Encopresis or faecal incontinence is a common medical condition among many children and can be a result of medical and/or psychological causes. As a trainee child and adolescent psychotherapist, I want to gain a deeper understanding of the emotional needs of encopretic children and their psychological internal world. The goal of this study is to explore various therapeutic approaches that can help support their emotional needs and answer the following research question: How can psychotherapy benefit children with encopresis?

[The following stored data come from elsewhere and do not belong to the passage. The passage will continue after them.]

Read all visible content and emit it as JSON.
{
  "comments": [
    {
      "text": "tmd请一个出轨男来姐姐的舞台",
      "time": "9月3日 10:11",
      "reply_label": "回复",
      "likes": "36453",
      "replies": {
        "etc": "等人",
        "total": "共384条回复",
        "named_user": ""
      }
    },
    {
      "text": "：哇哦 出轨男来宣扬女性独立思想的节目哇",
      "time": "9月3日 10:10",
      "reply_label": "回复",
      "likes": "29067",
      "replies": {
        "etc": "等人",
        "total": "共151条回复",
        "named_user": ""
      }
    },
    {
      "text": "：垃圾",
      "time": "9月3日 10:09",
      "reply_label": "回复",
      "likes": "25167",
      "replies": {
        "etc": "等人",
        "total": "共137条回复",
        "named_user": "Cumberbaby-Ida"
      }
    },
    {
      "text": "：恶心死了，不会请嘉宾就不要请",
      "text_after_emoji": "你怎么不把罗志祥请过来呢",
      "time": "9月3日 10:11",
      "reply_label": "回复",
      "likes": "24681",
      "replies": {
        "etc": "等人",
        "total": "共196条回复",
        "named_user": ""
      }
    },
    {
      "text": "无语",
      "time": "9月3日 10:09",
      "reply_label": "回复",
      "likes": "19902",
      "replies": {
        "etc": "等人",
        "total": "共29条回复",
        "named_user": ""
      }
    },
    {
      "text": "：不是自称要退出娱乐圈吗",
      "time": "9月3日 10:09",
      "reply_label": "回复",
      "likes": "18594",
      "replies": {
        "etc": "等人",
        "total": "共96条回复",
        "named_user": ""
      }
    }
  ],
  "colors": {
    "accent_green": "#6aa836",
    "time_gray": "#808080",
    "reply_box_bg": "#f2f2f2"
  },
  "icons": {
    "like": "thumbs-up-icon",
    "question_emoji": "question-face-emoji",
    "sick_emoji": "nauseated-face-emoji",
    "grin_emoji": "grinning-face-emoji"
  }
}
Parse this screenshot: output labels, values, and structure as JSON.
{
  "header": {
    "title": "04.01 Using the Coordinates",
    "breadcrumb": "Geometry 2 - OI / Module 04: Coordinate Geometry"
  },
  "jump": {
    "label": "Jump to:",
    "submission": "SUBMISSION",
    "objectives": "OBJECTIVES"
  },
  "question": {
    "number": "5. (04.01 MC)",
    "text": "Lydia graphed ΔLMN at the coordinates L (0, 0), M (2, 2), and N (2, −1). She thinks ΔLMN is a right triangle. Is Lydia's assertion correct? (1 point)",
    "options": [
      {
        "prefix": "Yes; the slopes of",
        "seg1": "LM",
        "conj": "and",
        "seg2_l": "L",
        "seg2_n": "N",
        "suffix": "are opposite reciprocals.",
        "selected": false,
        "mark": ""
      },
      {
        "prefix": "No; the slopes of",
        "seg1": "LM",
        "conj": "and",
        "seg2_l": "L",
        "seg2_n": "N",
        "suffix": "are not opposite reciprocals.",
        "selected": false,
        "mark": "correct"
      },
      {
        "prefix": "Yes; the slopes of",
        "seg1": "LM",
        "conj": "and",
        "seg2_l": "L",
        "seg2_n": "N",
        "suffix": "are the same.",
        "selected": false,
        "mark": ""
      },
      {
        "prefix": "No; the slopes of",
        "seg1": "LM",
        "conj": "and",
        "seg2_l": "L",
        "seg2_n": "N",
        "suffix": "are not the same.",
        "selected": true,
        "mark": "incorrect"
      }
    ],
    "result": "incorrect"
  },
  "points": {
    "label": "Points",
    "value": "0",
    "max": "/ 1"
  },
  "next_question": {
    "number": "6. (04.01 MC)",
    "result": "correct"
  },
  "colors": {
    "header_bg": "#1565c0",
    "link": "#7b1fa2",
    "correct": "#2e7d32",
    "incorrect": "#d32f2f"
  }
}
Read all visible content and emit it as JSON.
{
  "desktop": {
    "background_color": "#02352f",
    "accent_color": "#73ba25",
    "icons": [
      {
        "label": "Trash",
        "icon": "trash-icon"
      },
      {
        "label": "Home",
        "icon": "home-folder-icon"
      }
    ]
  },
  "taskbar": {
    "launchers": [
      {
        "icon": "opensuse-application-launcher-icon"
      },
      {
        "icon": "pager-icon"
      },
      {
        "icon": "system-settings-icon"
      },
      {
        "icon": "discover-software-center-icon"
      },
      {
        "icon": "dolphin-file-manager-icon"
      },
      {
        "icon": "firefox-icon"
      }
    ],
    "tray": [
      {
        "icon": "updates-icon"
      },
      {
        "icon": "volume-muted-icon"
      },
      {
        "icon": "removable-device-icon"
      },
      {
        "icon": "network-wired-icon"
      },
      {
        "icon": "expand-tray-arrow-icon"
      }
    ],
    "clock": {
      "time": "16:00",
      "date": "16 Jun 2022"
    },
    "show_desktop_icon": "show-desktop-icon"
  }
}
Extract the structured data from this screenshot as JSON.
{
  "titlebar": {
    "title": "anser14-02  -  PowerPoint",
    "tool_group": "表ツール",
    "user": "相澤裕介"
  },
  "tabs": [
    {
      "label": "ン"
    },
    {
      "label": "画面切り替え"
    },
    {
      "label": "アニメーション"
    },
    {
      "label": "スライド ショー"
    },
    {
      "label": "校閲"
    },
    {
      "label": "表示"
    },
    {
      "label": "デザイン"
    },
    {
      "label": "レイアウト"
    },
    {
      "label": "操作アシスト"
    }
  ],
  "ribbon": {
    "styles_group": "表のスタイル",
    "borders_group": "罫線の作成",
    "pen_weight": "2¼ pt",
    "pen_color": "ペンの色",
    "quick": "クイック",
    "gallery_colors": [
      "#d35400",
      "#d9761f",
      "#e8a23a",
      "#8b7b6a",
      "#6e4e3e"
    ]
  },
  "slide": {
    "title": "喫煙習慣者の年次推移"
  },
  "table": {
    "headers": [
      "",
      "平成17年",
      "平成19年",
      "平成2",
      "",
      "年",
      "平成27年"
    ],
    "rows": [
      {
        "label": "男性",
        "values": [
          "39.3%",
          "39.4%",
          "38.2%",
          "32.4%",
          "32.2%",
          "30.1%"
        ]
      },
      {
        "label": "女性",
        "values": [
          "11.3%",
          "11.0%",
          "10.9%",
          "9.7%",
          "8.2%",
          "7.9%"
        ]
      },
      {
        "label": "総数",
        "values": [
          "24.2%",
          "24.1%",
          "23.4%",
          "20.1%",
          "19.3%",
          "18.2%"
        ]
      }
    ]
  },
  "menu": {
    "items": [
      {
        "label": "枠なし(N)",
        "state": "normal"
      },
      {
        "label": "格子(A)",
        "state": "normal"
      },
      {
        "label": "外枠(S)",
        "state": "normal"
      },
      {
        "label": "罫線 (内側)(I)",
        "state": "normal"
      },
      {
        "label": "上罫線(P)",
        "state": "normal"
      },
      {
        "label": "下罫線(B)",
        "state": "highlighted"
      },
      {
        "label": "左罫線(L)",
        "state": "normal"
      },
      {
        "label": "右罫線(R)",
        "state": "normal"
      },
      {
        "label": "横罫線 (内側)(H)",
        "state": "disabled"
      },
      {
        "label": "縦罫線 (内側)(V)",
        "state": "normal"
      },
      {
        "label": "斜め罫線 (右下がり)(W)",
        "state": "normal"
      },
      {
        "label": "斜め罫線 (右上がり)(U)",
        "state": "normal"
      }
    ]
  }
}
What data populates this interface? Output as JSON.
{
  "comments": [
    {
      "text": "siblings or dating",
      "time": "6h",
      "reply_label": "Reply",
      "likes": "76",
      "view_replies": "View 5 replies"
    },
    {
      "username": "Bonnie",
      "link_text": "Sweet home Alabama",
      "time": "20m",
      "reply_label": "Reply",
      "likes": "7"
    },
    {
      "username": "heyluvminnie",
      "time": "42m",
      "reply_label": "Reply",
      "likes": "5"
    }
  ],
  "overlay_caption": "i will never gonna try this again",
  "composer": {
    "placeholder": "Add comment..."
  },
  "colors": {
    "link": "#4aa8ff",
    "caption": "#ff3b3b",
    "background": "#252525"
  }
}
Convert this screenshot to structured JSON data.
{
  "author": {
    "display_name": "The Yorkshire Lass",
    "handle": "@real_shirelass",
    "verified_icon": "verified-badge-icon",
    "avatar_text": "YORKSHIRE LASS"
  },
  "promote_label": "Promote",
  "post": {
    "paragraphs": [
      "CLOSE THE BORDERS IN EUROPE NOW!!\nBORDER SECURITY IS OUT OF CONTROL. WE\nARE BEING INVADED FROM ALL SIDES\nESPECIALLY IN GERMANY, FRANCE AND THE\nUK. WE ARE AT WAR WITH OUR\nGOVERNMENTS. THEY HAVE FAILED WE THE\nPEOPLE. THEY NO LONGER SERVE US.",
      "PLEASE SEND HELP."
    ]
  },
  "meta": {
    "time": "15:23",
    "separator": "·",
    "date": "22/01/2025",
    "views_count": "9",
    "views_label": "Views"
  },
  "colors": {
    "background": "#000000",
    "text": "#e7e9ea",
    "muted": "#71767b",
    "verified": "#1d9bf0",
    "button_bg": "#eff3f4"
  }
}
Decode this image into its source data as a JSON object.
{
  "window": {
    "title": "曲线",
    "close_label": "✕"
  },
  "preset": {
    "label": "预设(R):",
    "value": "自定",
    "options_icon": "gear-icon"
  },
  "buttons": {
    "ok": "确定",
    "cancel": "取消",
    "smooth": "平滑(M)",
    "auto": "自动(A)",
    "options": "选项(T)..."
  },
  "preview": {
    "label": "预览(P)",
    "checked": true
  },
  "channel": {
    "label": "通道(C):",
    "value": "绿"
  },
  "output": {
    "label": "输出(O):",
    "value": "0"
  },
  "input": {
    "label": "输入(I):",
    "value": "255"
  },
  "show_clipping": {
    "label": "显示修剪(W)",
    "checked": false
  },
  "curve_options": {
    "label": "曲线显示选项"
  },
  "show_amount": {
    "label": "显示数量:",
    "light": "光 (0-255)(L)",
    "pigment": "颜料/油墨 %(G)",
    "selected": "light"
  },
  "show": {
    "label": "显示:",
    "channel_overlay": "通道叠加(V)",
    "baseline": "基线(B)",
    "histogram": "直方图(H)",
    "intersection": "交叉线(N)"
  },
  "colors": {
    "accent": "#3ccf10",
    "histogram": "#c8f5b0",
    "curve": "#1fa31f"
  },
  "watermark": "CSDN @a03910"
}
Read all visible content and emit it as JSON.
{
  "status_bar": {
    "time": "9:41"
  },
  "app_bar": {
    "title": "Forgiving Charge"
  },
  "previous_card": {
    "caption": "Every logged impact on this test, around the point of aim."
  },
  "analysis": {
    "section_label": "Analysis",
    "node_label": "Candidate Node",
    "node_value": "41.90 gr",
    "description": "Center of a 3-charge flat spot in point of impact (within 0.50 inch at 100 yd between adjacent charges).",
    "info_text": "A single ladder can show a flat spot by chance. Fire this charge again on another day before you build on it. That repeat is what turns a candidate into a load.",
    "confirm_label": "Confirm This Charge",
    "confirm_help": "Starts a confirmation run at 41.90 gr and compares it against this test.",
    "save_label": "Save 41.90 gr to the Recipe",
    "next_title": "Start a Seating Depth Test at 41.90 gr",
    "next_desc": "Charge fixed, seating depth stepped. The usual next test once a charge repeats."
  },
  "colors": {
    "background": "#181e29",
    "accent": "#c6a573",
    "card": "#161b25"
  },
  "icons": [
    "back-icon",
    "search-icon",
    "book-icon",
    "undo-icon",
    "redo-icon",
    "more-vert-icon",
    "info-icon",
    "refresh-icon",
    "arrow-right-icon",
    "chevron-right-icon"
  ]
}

Hermeneutics epistemology involves understanding the meaning of lived experiences for individuals and exploring how these experiences influence their engagement with the world through interpretation. In utilising hermeneutic phenomenology as my methodology and conducting a hermeneutic literature review, I hope to understand the subjective experiences of encopretic children and the reasoning behind the various psychotherapeutic approaches used to support them. The data for this study comes from existing literature on psychotherapy with encopretic children, including my reflections based on my understanding and interpretation of the literature. In reviewing the literature, three key themes emerged, denial, control and disruptions in attachment, as some of the common underlying distresses for encopretic children. The psychotherapist’s ability to build and work within the therapeutic relationship, remain attuned and move at the child’s pace, allow space for them to express themselves and work through underlying distresses, and work closely with parents to help them mentalise their child’s needs were some of the key findings across the themes. Analysing the literature offered insight on the reasoning and effectiveness of these therapeutic approaches. The findings can contribute to future research on effective psychotherapeutic interventions, as well as support and inform child psychotherapy students, child psychotherapists and other mental health professionals working with encopretic children.